Pentagon Warns It May End Partnership with Anthropic Over AI Military Use Restrictions

Monday, February 16, 2026

SAEDNEWS: The Pentagon is considering ending its relationship with artificial intelligence company Anthropic.

Pentagon Warns It May End Partnership with Anthropic Over AI Military Use Restrictions

According to SAEDNEWS, The U.S. Department of Defense is considering severing its relationship with artificial intelligence firm Anthropic in a dispute over how the company restricts the U.S. military’s use of its AI models and technology. This potential move stems from disagreements over the company’s insistence on keeping certain limits on how the military can employ its AI systems.

According to reports citing a senior administration official, the Pentagon is pressing four major AI companies — including OpenAI, Google, xAI, and Anthropic — to let the military use their tools for “all lawful purposes,” a broad standard that would cover weapons development, intelligence collection, and battlefield operations.

After months of negotiations, Anthropic has not agreed to these broader terms, officials say, and tensions have risen as a result. The other companies involved in these discussions are OpenAI, Google and xAI.

An Anthropic spokesperson clarified that talks with the U.S. government have focused on specific usage policy questions, such as establishing firm limits around fully autonomous weapons systems and mass domestic surveillance.
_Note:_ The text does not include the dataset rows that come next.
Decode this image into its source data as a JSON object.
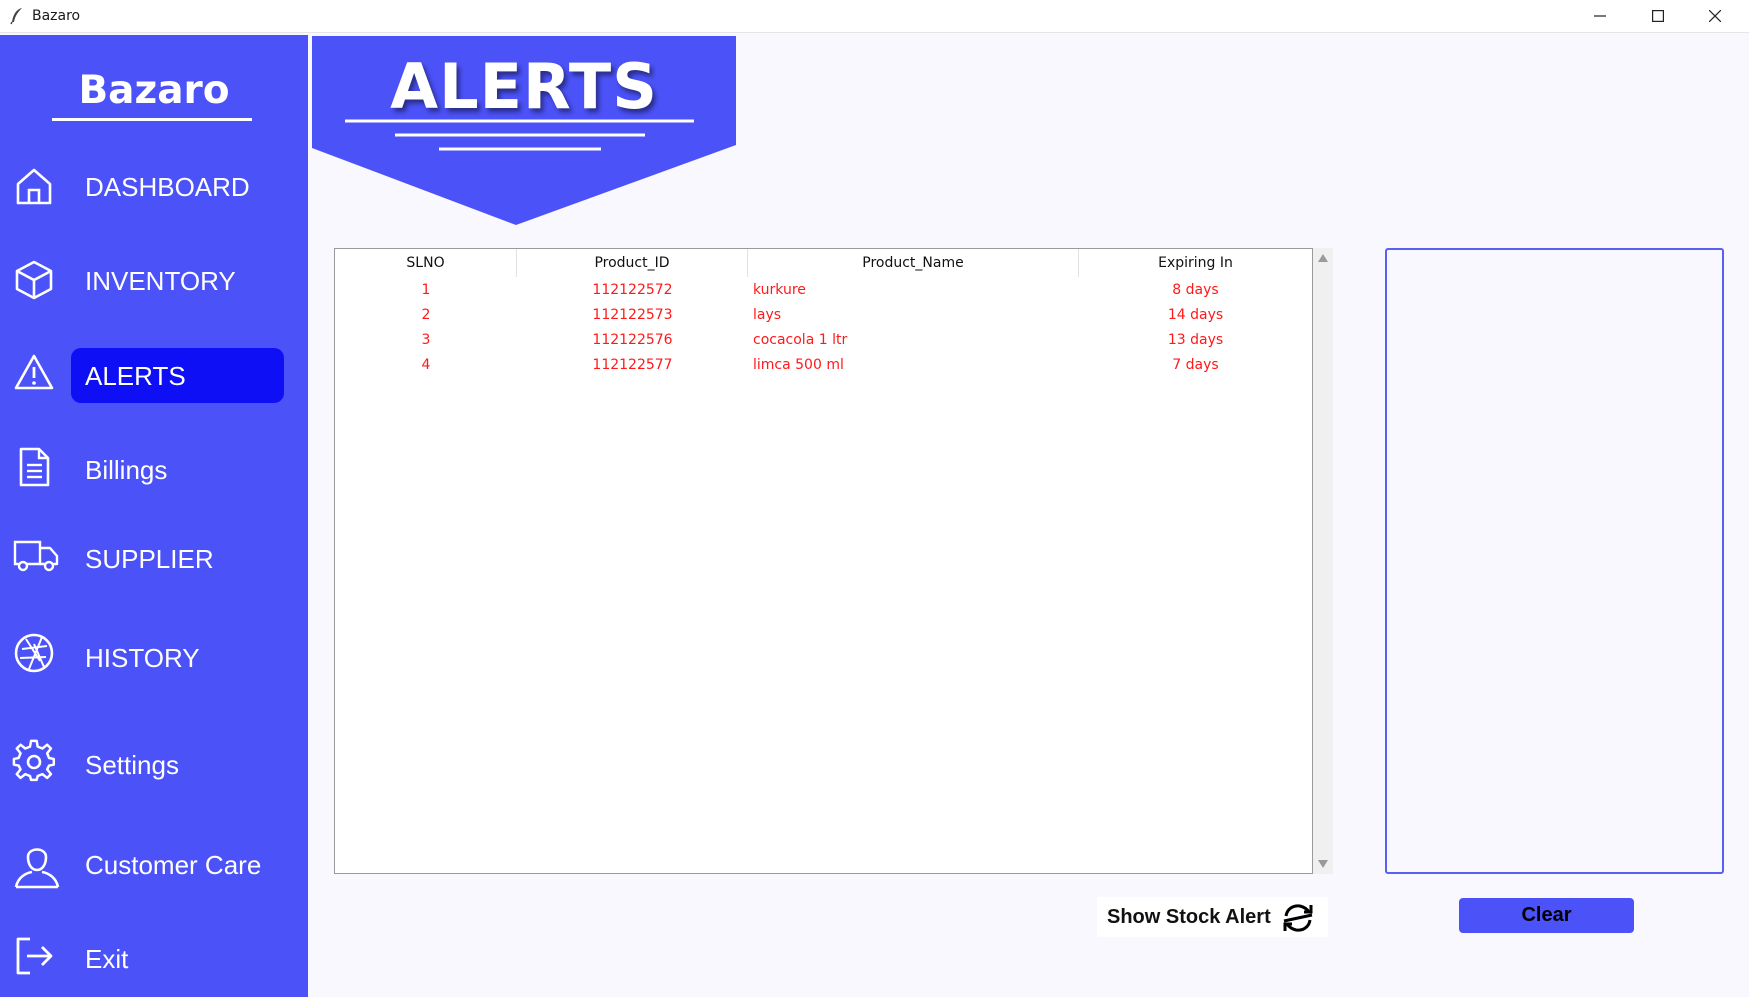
{
  "window": {
    "title": "Bazaro",
    "app_icon": "feather-icon",
    "controls": [
      "minimize-icon",
      "maximize-icon",
      "close-icon"
    ]
  },
  "sidebar": {
    "brand": "Bazaro",
    "background": "#4b52f8",
    "active_item": "ALERTS",
    "active_color": "#0f0ff5",
    "items": [
      {
        "label": "DASHBOARD",
        "icon": "home-icon"
      },
      {
        "label": "INVENTORY",
        "icon": "box-icon"
      },
      {
        "label": "ALERTS",
        "icon": "warning-icon"
      },
      {
        "label": "Billings",
        "icon": "document-icon"
      },
      {
        "label": "SUPPLIER",
        "icon": "truck-icon"
      },
      {
        "label": "HISTORY",
        "icon": "aperture-icon"
      },
      {
        "label": "Settings",
        "icon": "gear-icon"
      },
      {
        "label": "Customer Care",
        "icon": "person-icon"
      },
      {
        "label": "Exit",
        "icon": "exit-icon"
      }
    ]
  },
  "header": {
    "title": "ALERTS"
  },
  "table": {
    "columns": [
      "SLNO",
      "Product_ID",
      "Product_Name",
      "Expiring In"
    ],
    "rows": [
      {
        "slno": "1",
        "product_id": "112122572",
        "product_name": "kurkure",
        "expiring_in": "8 days"
      },
      {
        "slno": "2",
        "product_id": "112122573",
        "product_name": "lays",
        "expiring_in": "14 days"
      },
      {
        "slno": "3",
        "product_id": "112122576",
        "product_name": "cocacola 1 ltr",
        "expiring_in": "13 days"
      },
      {
        "slno": "4",
        "product_id": "112122577",
        "product_name": "limca 500 ml",
        "expiring_in": "7 days"
      }
    ],
    "row_text_color": "#ff1a1a"
  },
  "actions": {
    "show_stock_alert_label": "Show Stock Alert",
    "show_stock_alert_icon": "refresh-icon",
    "clear_label": "Clear"
  }
}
The company has maintained that these limits do not relate to current military operations.

“The company had not discussed the use of its AI model Claude for specific operations with the Pentagon,” the spokesperson said, stressing that discussions were about policy boundaries, not deployment planning.

This statement comes amid reporting that Anthropic’s AI model Claude was used by the U.S. military in an operation to capture former Venezuelan President Nicolás Maduro — reportedly deployed through Anthropic’s partnership with analytics firm Palantir.

The Pentagon did not immediately respond to requests for comment. The broader dispute highlights ongoing tension between commercial AI companies’ ethical policies and U.S. national defense objectives, especially in how advanced AI tools are deployed across classified military networks.